Derrick - are you trying to tell me that the two weeks I've spent translating Res Gestae Sancti Gugi have been a waste of time, and that St. Gug is a fake? Please say it aint so!
Oh, and the year was 1100, as far as we can tell from the Latin document.

MDF - These quizzes are so hard these days, I wouldn't be at all surprised if our miller put in an appearance!

AV - Thank you. Middenshire, rather like Cornwall, had many saints. We've barely begun...

Mo - not me, guv! In the Saxon v Norman debate, I'd be on the side of the former!

Vodka Mom said...

don't have time to read it ALL- I am off to school.
Just wanted to say GOod morning!!

Everyday Goddess said...

I can't wait for the DVD version of this post to be released.

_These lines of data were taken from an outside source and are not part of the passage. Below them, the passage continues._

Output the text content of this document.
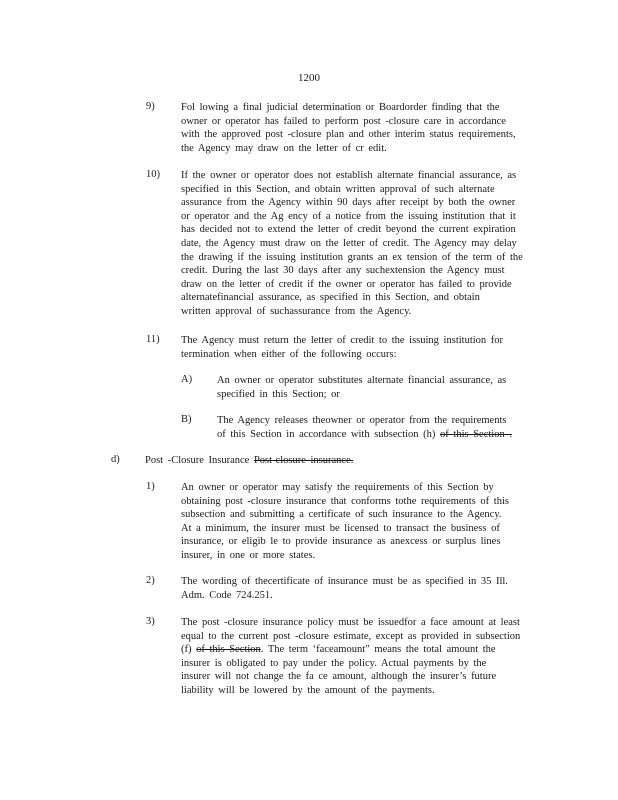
1200
9)	Fol lowing a final judicial determination or Boardorder finding that the
owner or operator has failed to perform post -closure care in accordance
with the approved post -closure plan and other interim status requirements,
the Agency may draw on the letter of cr edit.
10) If the owner or operator does not establish alternate financial assurance, as
specified in this Section, and obtain written approval of such alternate
assurance from the Agency within 90 days after receipt by both the owner
or operator and the Ag ency of a notice from the issuing institution that it
has decided not to extend the letter of credit beyond the current expiration
date, the Agency must draw on the letter of credit. The Agency may delay
the drawing if the issuing institution grants an ex tension of the term of the
credit. During the last 30 days after any suchextension the Agency must
draw on the letter of credit if the owner or operator has failed to provide
alternatefinancial assurance, as specified in this Section, and obtain
written approval of suchassurance from the Agency.
11) The Agency must return the letter of credit to the issuing institution for
termination when either of the following occurs:
A) An owner or operator substitutes alternate financial assurance, as
specified in this Section; or
B) The Agency releases theowner or operator from the requirements
of this Section in accordance with subsection (h) of this Section .
d) Post -Closure Insurance Post-closure insurance.
1)	An owner or operator may satisfy the requirements of this Section by
obtaining post -closure insurance that conforms tothe requirements of this
subsection and submitting a certificate of such insurance to the Agency.
At a minimum, the insurer must be licensed to transact the business of
insurance, or eligib le to provide insurance as anexcess or surplus lines
insurer, in one or more states.
2)	The wording of thecertificate of insurance must be as specified in 35 Ill.
Adm. Code 724.251.
3)	The post -closure insurance policy must be issuedfor a face amount at least
equal to the current post -closure estimate, except as provided in subsection
(f) of this Section. The term ‘faceamount” means the total amount the
insurer is obligated to pay under the policy. Actual payments by the
insurer will not change the fa ce amount, although the insurer’s future
liability will be lowered by the amount of the payments.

Are you going to be acting in the role as St. Gug?

Chris Hale said...

Hi VM.

Sun's over the yard-arm...time for a little snifter, I think. Make mine a double.

Hi CG

No, I don't think I'd make a very good St. Gug. I need to be fatter, more pious, and with a lot less hair. Danny de Vito could play the part if he managed to get rid of his apparent anger management issues. But I really need someone Shakespearian.

Tess Kincaid said...

That that is an entirely new taste test! And I'm curious, is it pronounced "goog" or "gug"?

One little tidbit of Miller trivia is that WT and I both have gg grandmothers with the maiden name Miller.

Chris Hale said...

Willow - The Middenshire accent was very like that of Dorset. The pronunciation was probably close to Gurg.

So, there are Millers in your family? It doesn't necessarily mean that your ancestors were misely old curmudgeons...they may have been related to the good St. Gug!

Raph G. Neckmann said...

How amazing! I like the bit where the grind stones were miraculously returned to sand!!